In order that this can become a reality, the strategy must be implemented not only by the US and the West, but the regional powers Russia, China and India must also be involved. Since the current situation affects all of us, without exception. Because in the short term, we cannot continue to move in the direction, in which we are moving. This is unsustainable.
How can the “Islamic state” be defeated?
At this point, the military component must play a major role – the destruction of the “Islamic state” in the occupied territories. However, this is not enough.
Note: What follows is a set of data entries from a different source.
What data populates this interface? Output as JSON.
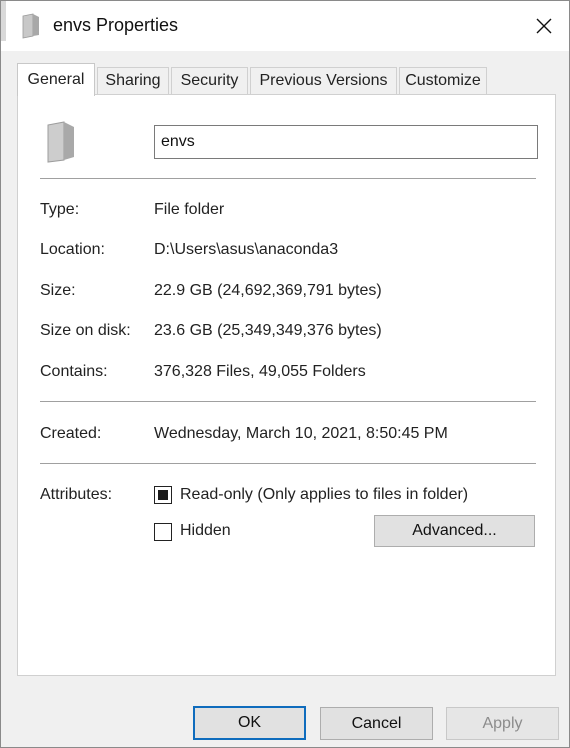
{
  "window": {
    "title": "envs Properties"
  },
  "tabs": [
    {
      "label": "General",
      "active": true
    },
    {
      "label": "Sharing"
    },
    {
      "label": "Security"
    },
    {
      "label": "Previous Versions"
    },
    {
      "label": "Customize"
    }
  ],
  "general": {
    "folder_name": "envs",
    "type": {
      "label": "Type:",
      "value": "File folder"
    },
    "location": {
      "label": "Location:",
      "value": "D:\\Users\\asus\\anaconda3"
    },
    "size": {
      "label": "Size:",
      "value": "22.9 GB (24,692,369,791 bytes)"
    },
    "size_on_disk": {
      "label": "Size on disk:",
      "value": "23.6 GB (25,349,349,376 bytes)"
    },
    "contains": {
      "label": "Contains:",
      "value": "376,328 Files, 49,055 Folders"
    },
    "created": {
      "label": "Created:",
      "value": "Wednesday, March 10, 2021, 8:50:45 PM"
    },
    "attributes": {
      "label": "Attributes:",
      "read_only": {
        "label": "Read-only (Only applies to files in folder)",
        "state": "indeterminate"
      },
      "hidden": {
        "label": "Hidden",
        "state": "unchecked"
      },
      "advanced_label": "Advanced..."
    }
  },
  "footer": {
    "ok": "OK",
    "cancel": "Cancel",
    "apply": "Apply"
  },
  "icons": {
    "title": "folder-icon",
    "close": "close-icon",
    "folder": "folder-icon"
  },
  "colors": {
    "default_button_border": "#0f6cbd",
    "window_bg": "#f0f0f0"
  }
}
After all, the roots of the problems are economic. It is necessary to promote the emergence of a viable regional economy. We must deprive radical Islamists of their justification, of the opportunity to blame the West for all the troubles in the region. Let us give these countries something in order to deprive the radicals of opportunities to influence young people.
In the long term it is also necessary to work against the spread of the Salafist and Wahhabi ideology. We need strong leaders in the religious community, who can prevent the spread of radicalism.
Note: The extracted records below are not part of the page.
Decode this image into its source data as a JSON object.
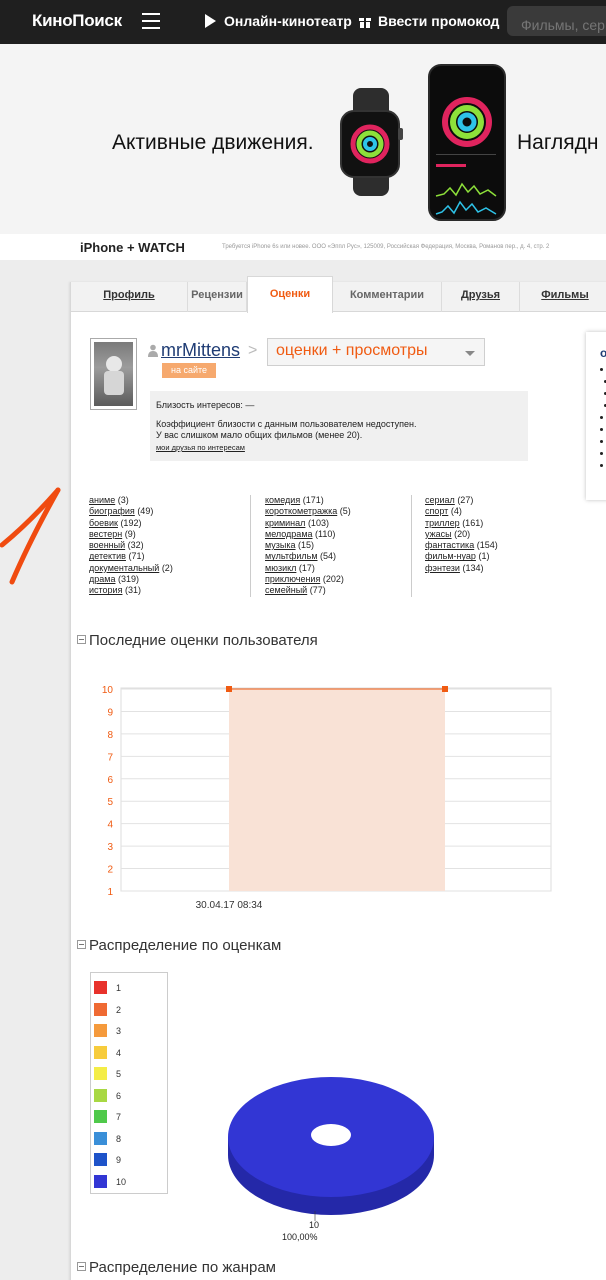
{
  "topbar": {
    "logo": "КиноПоиск",
    "online_cinema": "Онлайн-кинотеатр",
    "promo": "Ввести промокод",
    "search_placeholder": "Фильмы, сериалы"
  },
  "banner": {
    "text_left": "Активные движения.",
    "text_right": "Наглядн",
    "strip_logo": "iPhone + WATCH",
    "strip_fine": "Требуется iPhone 6s или новее. ООО «Эппл Рус», 125009, Российская Федерация, Москва, Романов пер., д. 4, стр. 2"
  },
  "tabs": [
    {
      "label": "Профиль",
      "state": "link"
    },
    {
      "label": "Рецензии",
      "state": "plain"
    },
    {
      "label": "Оценки",
      "state": "active"
    },
    {
      "label": "Комментарии",
      "state": "plain"
    },
    {
      "label": "Друзья",
      "state": "link"
    },
    {
      "label": "Фильмы",
      "state": "link"
    }
  ],
  "profile": {
    "username": "mrMittens",
    "mode": "оценки + просмотры",
    "online_badge": "на сайте",
    "affinity_title": "Близость интересов: —",
    "affinity_line1": "Коэффициент близости с данным пользователем недоступен.",
    "affinity_line2": "У вас слишком мало общих фильмов (менее 20).",
    "affinity_link": "мои друзья по интересам",
    "side_title": "о"
  },
  "genres": {
    "col1": [
      {
        "name": "аниме",
        "count": "(3)"
      },
      {
        "name": "биография",
        "count": "(49)"
      },
      {
        "name": "боевик",
        "count": "(192)"
      },
      {
        "name": "вестерн",
        "count": "(9)"
      },
      {
        "name": "военный",
        "count": "(32)"
      },
      {
        "name": "детектив",
        "count": "(71)"
      },
      {
        "name": "документальный",
        "count": "(2)"
      },
      {
        "name": "драма",
        "count": "(319)"
      },
      {
        "name": "история",
        "count": "(31)"
      }
    ],
    "col2": [
      {
        "name": "комедия",
        "count": "(171)"
      },
      {
        "name": "короткометражка",
        "count": "(5)"
      },
      {
        "name": "криминал",
        "count": "(103)"
      },
      {
        "name": "мелодрама",
        "count": "(110)"
      },
      {
        "name": "музыка",
        "count": "(15)"
      },
      {
        "name": "мультфильм",
        "count": "(54)"
      },
      {
        "name": "мюзикл",
        "count": "(17)"
      },
      {
        "name": "приключения",
        "count": "(202)"
      },
      {
        "name": "семейный",
        "count": "(77)"
      }
    ],
    "col3": [
      {
        "name": "сериал",
        "count": "(27)"
      },
      {
        "name": "спорт",
        "count": "(4)"
      },
      {
        "name": "триллер",
        "count": "(161)"
      },
      {
        "name": "ужасы",
        "count": "(20)"
      },
      {
        "name": "фантастика",
        "count": "(154)"
      },
      {
        "name": "фильм-нуар",
        "count": "(1)"
      },
      {
        "name": "фэнтези",
        "count": "(134)"
      }
    ]
  },
  "sections": {
    "recent": "Последние оценки пользователя",
    "distribution": "Распределение по оценкам",
    "by_genre": "Распределение по жанрам"
  },
  "colors": {
    "accent": "#f05b12",
    "link": "#1f3c74",
    "pie": "#3236d4"
  },
  "chart_data": [
    {
      "type": "area",
      "x": [
        "30.04.17 08:34"
      ],
      "values": [
        10,
        10
      ],
      "xlabel": "30.04.17 08:34",
      "ylim": [
        1,
        10
      ],
      "yticks": [
        1,
        2,
        3,
        4,
        5,
        6,
        7,
        8,
        9,
        10
      ],
      "grid": true
    },
    {
      "type": "pie",
      "categories": [
        "1",
        "2",
        "3",
        "4",
        "5",
        "6",
        "7",
        "8",
        "9",
        "10"
      ],
      "values": [
        0,
        0,
        0,
        0,
        0,
        0,
        0,
        0,
        0,
        100
      ],
      "legend_colors": [
        "#e8322b",
        "#ef6a33",
        "#f59a3c",
        "#f7cc3c",
        "#f4ed47",
        "#a8d843",
        "#4fc94a",
        "#3a8fd8",
        "#1e53c9",
        "#3236d4"
      ],
      "slice_label": "10",
      "slice_percent": "100,00%",
      "legend": "left"
    }
  ]
}
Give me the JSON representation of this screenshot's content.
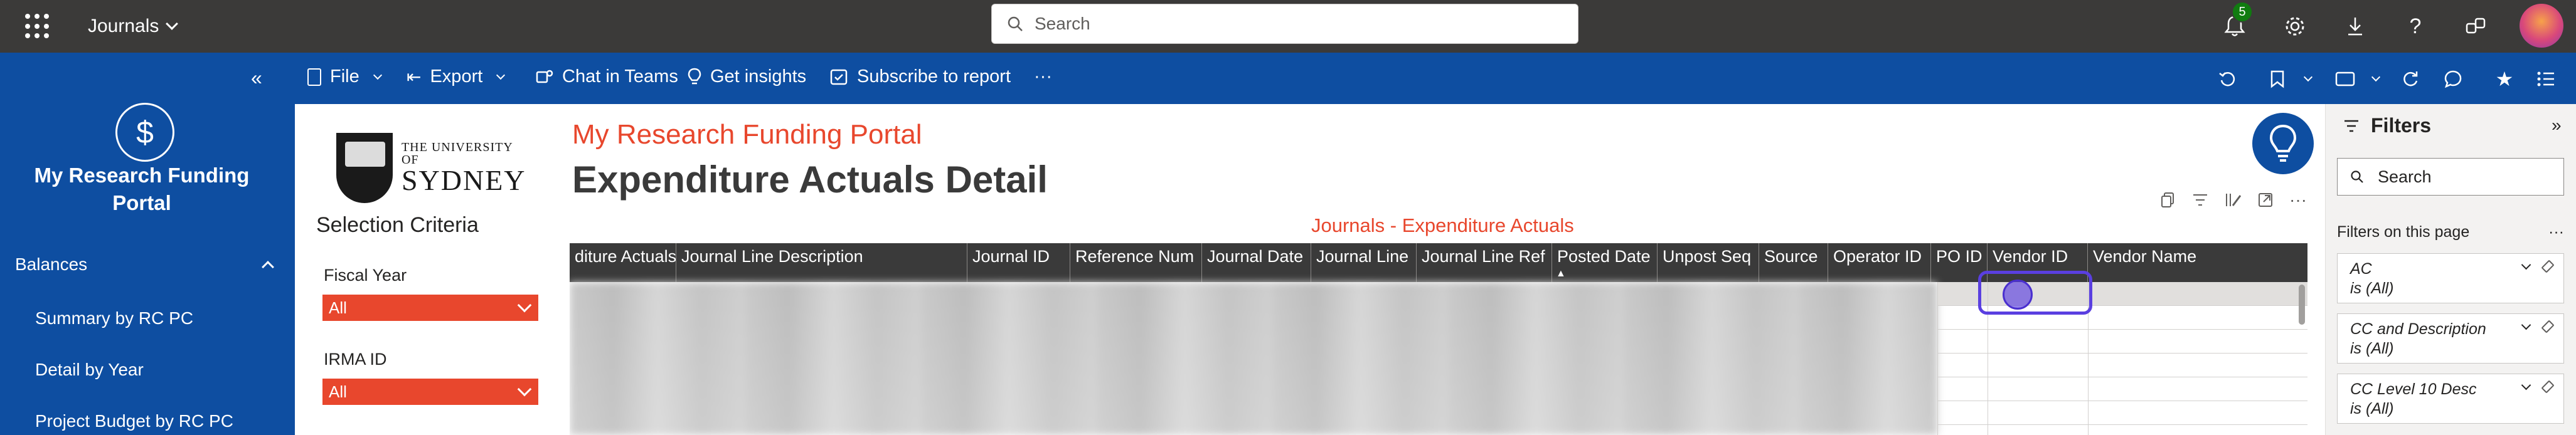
{
  "topbar": {
    "app_name": "Journals",
    "search_placeholder": "Search",
    "notification_count": "5",
    "icons": [
      "notifications-icon",
      "settings-icon",
      "download-icon",
      "help-icon",
      "share-icon",
      "avatar"
    ]
  },
  "leftnav": {
    "collapse": "«",
    "title": "My Research Funding Portal",
    "section": "Balances",
    "items": [
      {
        "label": "Summary by RC PC"
      },
      {
        "label": "Detail by Year"
      },
      {
        "label": "Project Budget by RC PC"
      }
    ]
  },
  "toolbar": {
    "file": "File",
    "export": "Export",
    "chat": "Chat in Teams",
    "insights": "Get insights",
    "subscribe": "Subscribe to report",
    "more": "···"
  },
  "report": {
    "logo_small": "THE UNIVERSITY OF",
    "logo_big": "SYDNEY",
    "selection_title": "Selection Criteria",
    "slicers": [
      {
        "label": "Fiscal Year",
        "value": "All"
      },
      {
        "label": "IRMA ID",
        "value": "All"
      }
    ],
    "portal_title": "My Research Funding Portal",
    "page_title": "Expenditure Actuals Detail",
    "table_title": "Journals - Expenditure Actuals",
    "columns": [
      "diture Actuals",
      "Journal Line Description",
      "Journal ID",
      "Reference Num",
      "Journal Date",
      "Journal Line",
      "Journal Line Ref",
      "Posted Date",
      "Unpost Seq",
      "Source",
      "Operator ID",
      "PO ID",
      "Vendor ID",
      "Vendor Name"
    ],
    "visual_more": "···"
  },
  "filters": {
    "title": "Filters",
    "collapse": "»",
    "search_placeholder": "Search",
    "on_page": "Filters on this page",
    "on_page_more": "···",
    "cards": [
      {
        "name": "AC",
        "value": "is (All)"
      },
      {
        "name": "CC and Description",
        "value": "is (All)"
      },
      {
        "name": "CC Level 10 Desc",
        "value": "is (All)"
      }
    ]
  },
  "colors": {
    "topbar": "#3b3a39",
    "brand_blue": "#0e4ea1",
    "accent_orange": "#e8472d",
    "table_header": "#3a3a3a",
    "cursor": "#5a3fe0"
  }
}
There is broad support for the “caliphate” project in the Muslim world and it is not only among the marginalized. In Saudi Arabia, which is the leader of the Islamic world and the official religious doctrine of which is Wahhabi Salafism, around 90% of the people believe that the norms established by the salafist “Islamic state” really correspond to Islam, according to the results of a survey, which appeared in Arab mass media.
I don’t believe it is 90%. And I do not think that Saudi authorities are happy that they are compared to the radicals or even that they are considered a part of this community. Although, no doubt, there is a Saudi component (in the “Islamic state” – „Vlast“).
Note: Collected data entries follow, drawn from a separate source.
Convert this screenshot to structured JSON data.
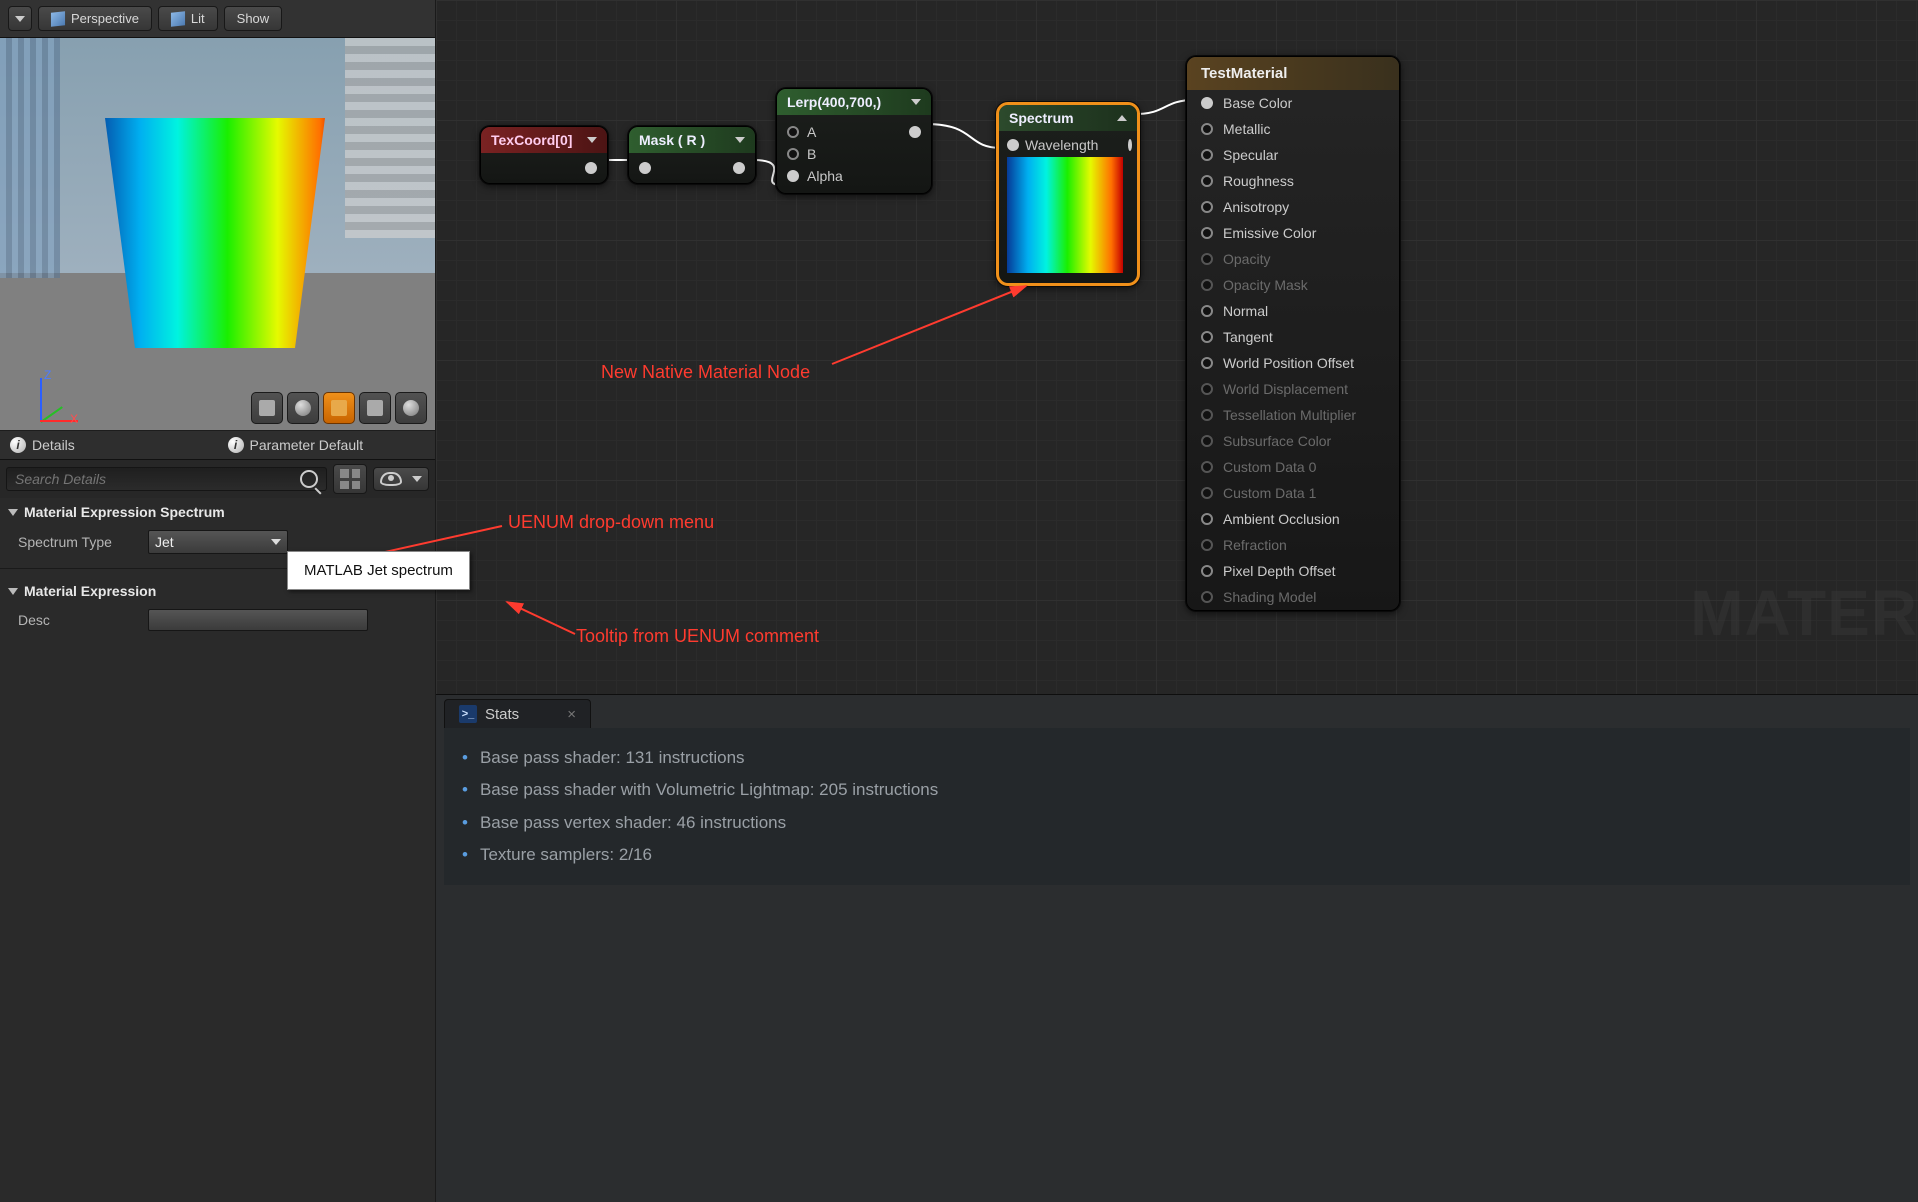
{
  "toolbar": {
    "perspective": "Perspective",
    "lit": "Lit",
    "show": "Show"
  },
  "tabs": {
    "details": "Details",
    "param_default": "Parameter Default"
  },
  "search": {
    "placeholder": "Search Details"
  },
  "section_spectrum": {
    "title": "Material Expression Spectrum",
    "prop_label": "Spectrum Type",
    "value": "Jet",
    "tooltip": "MATLAB Jet spectrum"
  },
  "section_expression": {
    "title": "Material Expression",
    "prop_label": "Desc"
  },
  "gizmo": {
    "z": "Z",
    "x": "X"
  },
  "nodes": {
    "texcoord": {
      "title": "TexCoord[0]"
    },
    "mask": {
      "title": "Mask ( R )"
    },
    "lerp": {
      "title": "Lerp(400,700,)",
      "pins": [
        "A",
        "B",
        "Alpha"
      ]
    },
    "spectrum": {
      "title": "Spectrum",
      "input": "Wavelength"
    },
    "output": {
      "title": "TestMaterial",
      "pins": [
        {
          "label": "Base Color",
          "enabled": true,
          "connected": true
        },
        {
          "label": "Metallic",
          "enabled": true,
          "connected": false
        },
        {
          "label": "Specular",
          "enabled": true,
          "connected": false
        },
        {
          "label": "Roughness",
          "enabled": true,
          "connected": false
        },
        {
          "label": "Anisotropy",
          "enabled": true,
          "connected": false
        },
        {
          "label": "Emissive Color",
          "enabled": true,
          "connected": false
        },
        {
          "label": "Opacity",
          "enabled": false,
          "connected": false
        },
        {
          "label": "Opacity Mask",
          "enabled": false,
          "connected": false
        },
        {
          "label": "Normal",
          "enabled": true,
          "connected": false
        },
        {
          "label": "Tangent",
          "enabled": true,
          "connected": false
        },
        {
          "label": "World Position Offset",
          "enabled": true,
          "connected": false
        },
        {
          "label": "World Displacement",
          "enabled": false,
          "connected": false
        },
        {
          "label": "Tessellation Multiplier",
          "enabled": false,
          "connected": false
        },
        {
          "label": "Subsurface Color",
          "enabled": false,
          "connected": false
        },
        {
          "label": "Custom Data 0",
          "enabled": false,
          "connected": false
        },
        {
          "label": "Custom Data 1",
          "enabled": false,
          "connected": false
        },
        {
          "label": "Ambient Occlusion",
          "enabled": true,
          "connected": false
        },
        {
          "label": "Refraction",
          "enabled": false,
          "connected": false
        },
        {
          "label": "Pixel Depth Offset",
          "enabled": true,
          "connected": false
        },
        {
          "label": "Shading Model",
          "enabled": false,
          "connected": false
        }
      ]
    }
  },
  "annotations": {
    "node": "New Native Material Node",
    "enum": "UENUM drop-down menu",
    "tooltip": "Tooltip from UENUM comment"
  },
  "watermark": "MATER",
  "stats": {
    "title": "Stats",
    "lines": [
      "Base pass shader: 131 instructions",
      "Base pass shader with Volumetric Lightmap: 205 instructions",
      "Base pass vertex shader: 46 instructions",
      "Texture samplers: 2/16"
    ]
  }
}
President Obama once said (commenting on Vladimir Putin’s proposal made to the UN General Assembly to create a joint anti-terrorist coalition- „Vlast“) that the US-led coalition had 60 members whereas President Putin had only two (he was referring to Iran and Assad – „Vlast“). This is not how we should be talking. Today there are representatives of 80 countries in the ranks of the “Islamic State”. Their coalition is bigger than ours. There are around 20 to 30 thousand foreign fighters in Syria. Why? It’s not just the Saudis. It is the ideology, which was introduced in many countries and which converted people there to “true believers.” We must work together to come up with ways to counter this dangerous enemy. And for that we need to include getting rid of the white liberal guilt complex.
Barack Obama’s speech at Cairo University in 2009 was seen by many as the beginning of a change in US policy in the Middle East. He created the image of a “friend of Islam.” Has the policy really changed in recent years? How would you evaluate it from today’s standpoint?
I do not think that it has become qualitatively different. President Obama, by the way, spoke about this recently in his speech in the Oval Office. We have not changed the direction of our policy – it still consists of the fight against terrorism. That is, we continue to do what our country has decided it should do. US policy today lacks transparency, clarity and consistency. I think we just have to admit that it’s not working. However, Russian policy is also not entirely clear. Russian intervention is becoming an increasingly important factor, it fundamentally changed the dynamics and we have to work with it. Better together than separately.